Data Mining Patterns New Methods And Applications

Download Data Mining Patterns New Methods And Applications PDF/ePub or read online books in Mobi eBooks. Click Download or Read Online button to get Data Mining Patterns New Methods And Applications book now. This website allows unlimited access to, at the time of writing, more than 1.5 million titles, including hundreds of thousands of titles in various foreign languages.
Data Mining Patterns: New Methods and Applications

"This book provides an overall view of recent solutions for mining, and explores new patterns,offering theoretical frameworks and presenting challenges and possible solutions concerning pattern extractions, emphasizing research techniques and real-world applications. It portrays research applications in data models, methodologies for mining patterns, multi-relational and multidimensional pattern mining, fuzzy data mining, data streaming and incremental mining"--Provided by publisher.
Intelligent Data Mining

Author: Da Ruan
language: en
Publisher: Springer Science & Business Media
Release Date: 2005-08-24
"Intelligent Data Mining – Techniques and Applications" is an organized edited collection of contributed chapters covering basic knowledge for intelligent systems and data mining, applications in economic and management, industrial engineering and other related industrial applications.
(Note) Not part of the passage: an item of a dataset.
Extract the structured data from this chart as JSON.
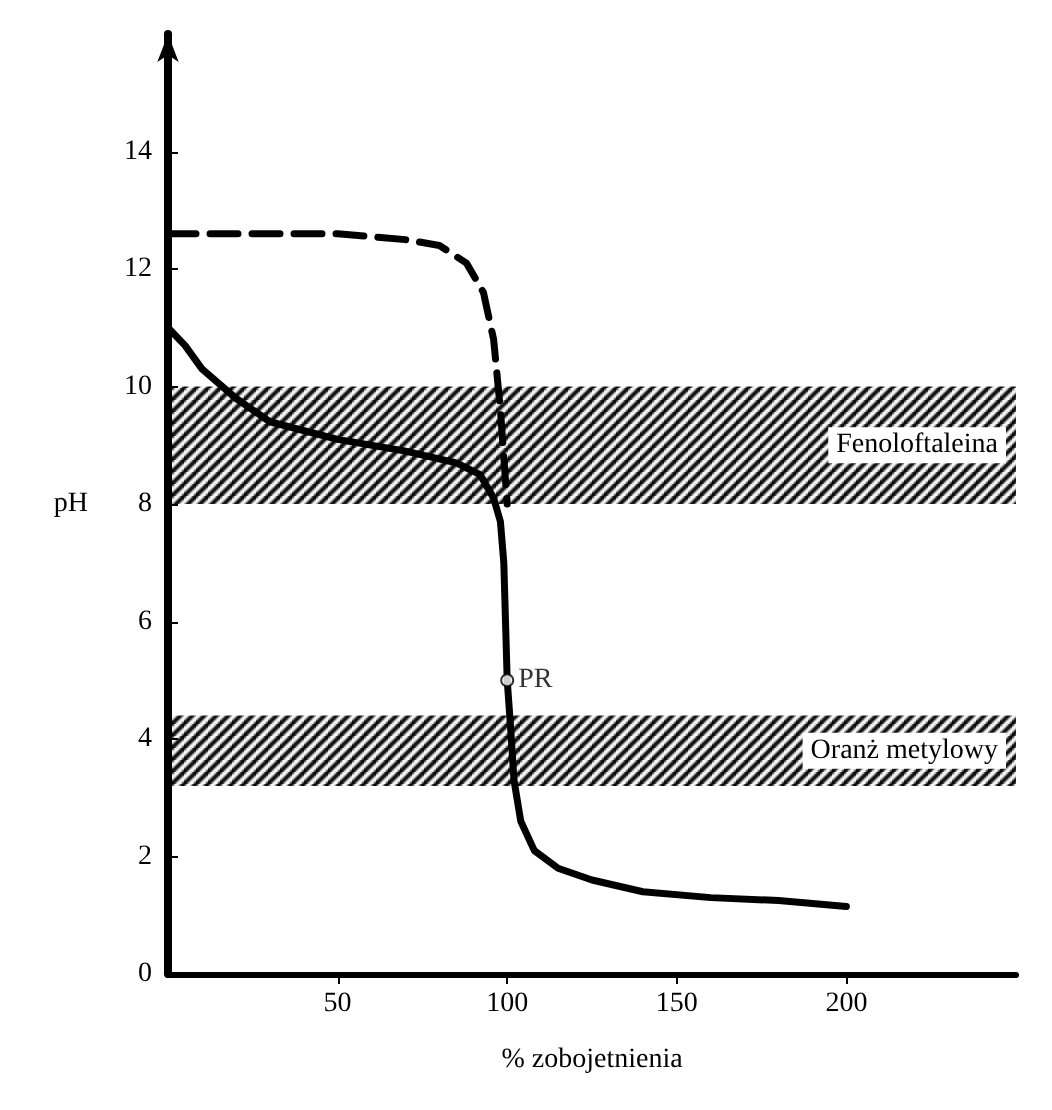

The main objective of this book is to gather a number of peer-reviewed high quality contributions in the relevant topic areas. The focus is especially on those chapters that provide theoretical/analytical solutions to the problems of real interest in intelligent techniques possibly combined with other traditional tools, for data mining and the corresponding applications to engineers and managers of different industrial sectors. Academic and applied researchers and research students working on data mining can also directly benefit from this book.
Matrix Methods in Data Mining and Pattern Recognition

Several very powerful numerical linear algebra techniques are available for solving problems in data mining and pattern recognition. This application-oriented book describes how modern matrix methods can be used to solve these problems, gives an introduction to matrix theory and decompositions, and provides students with a set of tools that can be modified for a particular application.Matrix Methods in Data Mining and Pattern Recognition is divided into three parts. Part I gives a short introduction to a few application areas before presenting linear algebra concepts and matrix decompositions that students can use in problem-solving environments such as MATLAB®. Some mathematical proofs that emphasize the existence and properties of the matrix decompositions are included. In Part II, linear algebra techniques are applied to data mining problems. Part III is a brief introduction to eigenvalue and singular value algorithms. The applications discussed by the author are: classification of handwritten digits, text mining, text summarization, pagerank computations related to the GoogleÔ search engine, and face recognition. Exercises and computer assignments are available on a Web page that supplements the book.Audience The book is intended for undergraduate students who have previously taken an introductory scientific computing/numerical analysis course. Graduate students in various data mining and pattern recognition areas who need an introduction to linear algebra techniques will also find the book useful.Contents Preface; Part I: Linear Algebra Concepts and Matrix Decompositions. Chapter 1: Vectors and Matrices in Data Mining and Pattern Recognition; Chapter 2: Vectors and Matrices; Chapter 3: Linear Systems and Least Squares; Chapter 4: Orthogonality; Chapter 5: QR Decomposition; Chapter 6: Singular Value Decomposition; Chapter 7: Reduced-Rank Least Squares Models; Chapter 8: Tensor Decomposition; Chapter 9: Clustering and Nonnegative Matrix Factorization; Part II: Data Mining Applications. Chapter 10: Classification of Handwritten Digits; Chapter 11: Text Mining; Chapter 12: Page Ranking for a Web Search Engine; Chapter 13: Automatic Key Word and Key Sentence Extraction; Chapter 14: Face Recognition Using Tensor SVD. Part III: Computing the Matrix Decompositions. Chapter 15: Computing Eigenvalues and Singular Values; Bibliography; Index.